A ironia é que as duas horas e meia de Sem Volta para Casa começam justamente mostrando o lado negativo da popularidade. O roteiro de Chris McKenna e Erik Sommers retoma os instantes finais de Longe de Casa (2019), igualmente escrito pela dupla e realizado por Watts, quando o vilão Mysterio (Jake Gyllenhaal) não apenas revelou a identidade secreta do Homem-Aranha — também fez a caveira de Peter Parker. Evidentemente, a visão do Amigão da Vizinhança como um terrorista é comprada pelo editor do Clarim Diário, J. Jonah Jameson, um notório espalhador de notícias falsas deliciosamente interpretado por J.K. Simmons. O sensacionalismo transforma a vida de Peter em um caos, surpreendentemente embalado por I Zimbra, uma canção de 1979 da banda Talking Heads, e visualmente bem traduzido por uma sequência sem cortes e com movimentos rápidos de câmera no apartamento da Tia May (Marisa Tomei), onde nosso herói tenta se refugiar e proteger a amada MJ (Zendaya).

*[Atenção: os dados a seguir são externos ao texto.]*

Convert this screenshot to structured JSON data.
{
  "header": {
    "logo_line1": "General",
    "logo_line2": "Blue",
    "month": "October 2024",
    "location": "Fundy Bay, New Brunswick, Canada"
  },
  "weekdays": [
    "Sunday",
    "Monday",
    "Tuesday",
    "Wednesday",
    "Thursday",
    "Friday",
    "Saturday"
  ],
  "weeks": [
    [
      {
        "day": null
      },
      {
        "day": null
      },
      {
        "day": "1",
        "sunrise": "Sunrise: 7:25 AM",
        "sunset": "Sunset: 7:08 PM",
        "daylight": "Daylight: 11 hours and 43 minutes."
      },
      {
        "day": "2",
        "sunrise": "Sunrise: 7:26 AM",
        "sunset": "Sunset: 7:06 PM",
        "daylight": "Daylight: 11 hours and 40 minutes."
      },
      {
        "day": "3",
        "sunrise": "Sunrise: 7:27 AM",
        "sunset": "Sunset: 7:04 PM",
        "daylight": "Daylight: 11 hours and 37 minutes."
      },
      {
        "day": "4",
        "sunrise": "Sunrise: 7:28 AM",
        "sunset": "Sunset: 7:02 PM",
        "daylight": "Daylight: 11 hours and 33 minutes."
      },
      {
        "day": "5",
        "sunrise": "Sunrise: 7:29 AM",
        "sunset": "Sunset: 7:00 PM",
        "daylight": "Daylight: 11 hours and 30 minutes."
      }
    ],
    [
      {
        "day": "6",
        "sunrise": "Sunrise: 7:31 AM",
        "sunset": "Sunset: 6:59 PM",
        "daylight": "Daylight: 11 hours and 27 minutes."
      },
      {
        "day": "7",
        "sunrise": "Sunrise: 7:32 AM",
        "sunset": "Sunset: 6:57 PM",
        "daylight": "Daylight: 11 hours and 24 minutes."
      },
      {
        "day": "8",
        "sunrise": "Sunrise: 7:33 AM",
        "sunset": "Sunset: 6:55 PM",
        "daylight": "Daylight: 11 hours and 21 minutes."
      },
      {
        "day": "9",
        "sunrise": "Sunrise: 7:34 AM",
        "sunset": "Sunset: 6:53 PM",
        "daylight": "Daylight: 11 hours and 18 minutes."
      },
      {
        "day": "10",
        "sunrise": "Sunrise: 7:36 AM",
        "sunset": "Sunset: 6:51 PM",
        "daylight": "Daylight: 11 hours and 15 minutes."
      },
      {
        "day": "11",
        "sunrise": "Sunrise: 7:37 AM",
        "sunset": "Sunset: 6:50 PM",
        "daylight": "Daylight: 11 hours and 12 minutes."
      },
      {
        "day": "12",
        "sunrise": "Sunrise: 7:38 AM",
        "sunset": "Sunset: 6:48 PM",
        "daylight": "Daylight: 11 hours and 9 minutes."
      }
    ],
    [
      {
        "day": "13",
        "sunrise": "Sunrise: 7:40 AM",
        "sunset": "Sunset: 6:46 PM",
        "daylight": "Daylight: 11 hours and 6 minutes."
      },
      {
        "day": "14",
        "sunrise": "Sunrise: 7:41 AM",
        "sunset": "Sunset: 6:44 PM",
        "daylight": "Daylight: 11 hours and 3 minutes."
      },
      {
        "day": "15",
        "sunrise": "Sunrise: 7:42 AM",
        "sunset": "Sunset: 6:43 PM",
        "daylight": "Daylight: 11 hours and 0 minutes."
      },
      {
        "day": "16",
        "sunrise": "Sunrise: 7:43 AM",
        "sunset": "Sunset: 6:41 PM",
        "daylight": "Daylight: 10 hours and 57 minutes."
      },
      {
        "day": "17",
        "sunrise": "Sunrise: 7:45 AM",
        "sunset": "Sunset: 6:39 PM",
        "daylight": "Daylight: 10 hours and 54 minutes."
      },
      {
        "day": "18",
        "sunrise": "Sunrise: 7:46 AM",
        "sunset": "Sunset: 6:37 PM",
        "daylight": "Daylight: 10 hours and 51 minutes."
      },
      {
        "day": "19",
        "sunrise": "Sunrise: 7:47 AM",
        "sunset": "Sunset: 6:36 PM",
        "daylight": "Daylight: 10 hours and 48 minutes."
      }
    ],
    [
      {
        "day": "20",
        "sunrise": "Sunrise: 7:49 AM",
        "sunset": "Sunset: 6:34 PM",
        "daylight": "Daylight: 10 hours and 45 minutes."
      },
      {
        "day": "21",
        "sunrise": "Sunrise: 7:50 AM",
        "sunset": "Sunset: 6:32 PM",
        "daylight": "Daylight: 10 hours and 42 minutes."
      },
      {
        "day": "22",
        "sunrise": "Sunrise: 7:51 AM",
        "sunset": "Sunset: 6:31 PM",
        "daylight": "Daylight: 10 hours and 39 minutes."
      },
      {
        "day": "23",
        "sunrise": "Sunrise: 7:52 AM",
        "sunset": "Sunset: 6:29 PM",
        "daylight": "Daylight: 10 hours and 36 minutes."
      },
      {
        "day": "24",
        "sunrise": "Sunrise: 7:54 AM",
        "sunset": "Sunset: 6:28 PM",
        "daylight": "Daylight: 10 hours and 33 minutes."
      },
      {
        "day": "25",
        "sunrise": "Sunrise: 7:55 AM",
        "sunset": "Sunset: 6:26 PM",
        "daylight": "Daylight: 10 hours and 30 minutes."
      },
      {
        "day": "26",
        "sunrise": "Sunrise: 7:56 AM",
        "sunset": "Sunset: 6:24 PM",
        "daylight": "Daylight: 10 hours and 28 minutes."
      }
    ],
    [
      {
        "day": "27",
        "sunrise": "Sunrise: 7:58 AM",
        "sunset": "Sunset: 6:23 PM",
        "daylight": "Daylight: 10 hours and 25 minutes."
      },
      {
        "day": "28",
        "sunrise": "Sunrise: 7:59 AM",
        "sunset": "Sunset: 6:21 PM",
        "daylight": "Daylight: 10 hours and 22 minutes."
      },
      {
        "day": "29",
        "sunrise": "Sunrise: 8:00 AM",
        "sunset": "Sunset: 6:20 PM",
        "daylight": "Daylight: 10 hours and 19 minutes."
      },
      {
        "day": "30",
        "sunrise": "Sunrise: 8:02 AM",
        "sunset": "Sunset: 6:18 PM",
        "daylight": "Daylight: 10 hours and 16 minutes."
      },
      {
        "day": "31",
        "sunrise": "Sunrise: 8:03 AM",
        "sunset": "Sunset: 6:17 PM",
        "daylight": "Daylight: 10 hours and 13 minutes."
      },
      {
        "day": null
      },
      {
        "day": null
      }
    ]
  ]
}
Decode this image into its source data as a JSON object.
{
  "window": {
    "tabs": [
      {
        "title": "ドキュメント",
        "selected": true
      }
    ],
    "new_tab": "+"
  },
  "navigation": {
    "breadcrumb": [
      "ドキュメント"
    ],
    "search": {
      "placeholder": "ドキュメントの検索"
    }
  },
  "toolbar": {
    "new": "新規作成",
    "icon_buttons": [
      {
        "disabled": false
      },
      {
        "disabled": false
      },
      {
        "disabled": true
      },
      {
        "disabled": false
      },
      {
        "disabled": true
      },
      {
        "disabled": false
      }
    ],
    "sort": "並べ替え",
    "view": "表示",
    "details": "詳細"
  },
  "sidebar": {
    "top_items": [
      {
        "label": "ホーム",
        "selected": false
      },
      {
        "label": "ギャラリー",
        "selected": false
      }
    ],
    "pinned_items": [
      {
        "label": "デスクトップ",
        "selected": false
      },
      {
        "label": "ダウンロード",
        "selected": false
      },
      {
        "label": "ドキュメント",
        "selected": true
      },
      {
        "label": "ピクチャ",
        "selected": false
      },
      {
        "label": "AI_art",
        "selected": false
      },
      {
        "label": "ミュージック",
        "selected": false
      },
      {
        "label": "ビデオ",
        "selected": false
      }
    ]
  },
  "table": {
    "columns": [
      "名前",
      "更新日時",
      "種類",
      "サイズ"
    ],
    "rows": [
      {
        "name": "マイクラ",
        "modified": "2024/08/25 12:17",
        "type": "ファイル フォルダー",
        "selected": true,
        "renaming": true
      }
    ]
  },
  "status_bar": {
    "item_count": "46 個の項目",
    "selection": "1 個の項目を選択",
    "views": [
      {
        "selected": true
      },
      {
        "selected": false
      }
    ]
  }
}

Parece que só um passe de mágica seria capaz de resolver o quiproquó, portanto, Peter procura o Doutor Estranho (Benedict Cumberbatch). Mas isso acaba abrindo as portas do chamado Multiverso.
Eis a senha para dois recados importantes. O primeiro é que a partir daqui pode haver spoilers no texto.
Repetindo: a partir daqui pode haver spoilers no texto.
O segundo é que você corre o risco de ficar boiando em Sem Volta para Casa se não tiver assistido às franquias anteriores do Homem-Aranha: a trilogia dirigida por Sam Raimi e estrelada por Tobey Maguire entre 2002 e 2007 e os dois filmes assinados por Marc Webb e protagonizados por Andrew Garfield em 2012 e 2014.
Ao lançar mão do Multiverso, o diretor Jon Watts fez um filme extremamente fiel a características dos quadrinhos da Marvel e ao espírito do Homem-Aranha. O resgate de personagens e de tramas do passado é uma marca da editora, que no cinema vem espelhando o conceito de cronologia norteador dos gibis: uma aventura puxa a outra, o que aconteceu lá atrás tem consequências lá na frente, tudo está interligado. Mas Sem Volta para Casa vai além. Expande para o cinema a ideia de que existem dimensões paralelas, outras linhas temporais, versões alternativas da História e do mundo — algo que, vale frisar, a série Loki, no Disney+, revelou em junho, preparando o terreno para os passos futuros do MCU.
Reforço o aviso sobre spoilers antes de prosseguir.
Como trailers já tinham deixado claro, Sem Volta para Casa promove o retorno de vilões como Duende Verde (Willem Dafoe, aproveitando cada momento com seu sorriso insano e sua dicção peculiar), Doutor Octopus (Alfred Molina) e Electro (Jamie Foxx). Como era especulado, o ator Charlie Cox, que interpretou o Demolidor nos seriados da Netflix, está oficialmente inserido no Universo Cinematográfico Marvel. E — último alerta sobre spoilers— como era aguardado, Tobey Maguire e Andrew Garfield juntam-se a Tom Holland.
A escalação desses personagens e desses atores é uma demonstração simultânea de carinho e de força da Marvel. Por um lado, a empresa afaga o público que acompanhou as encarnações prévias do Aranha. Por outro, atesta sua segurança no próprio taco ao não se furtar de jogar holofotes para obras de outras produtoras.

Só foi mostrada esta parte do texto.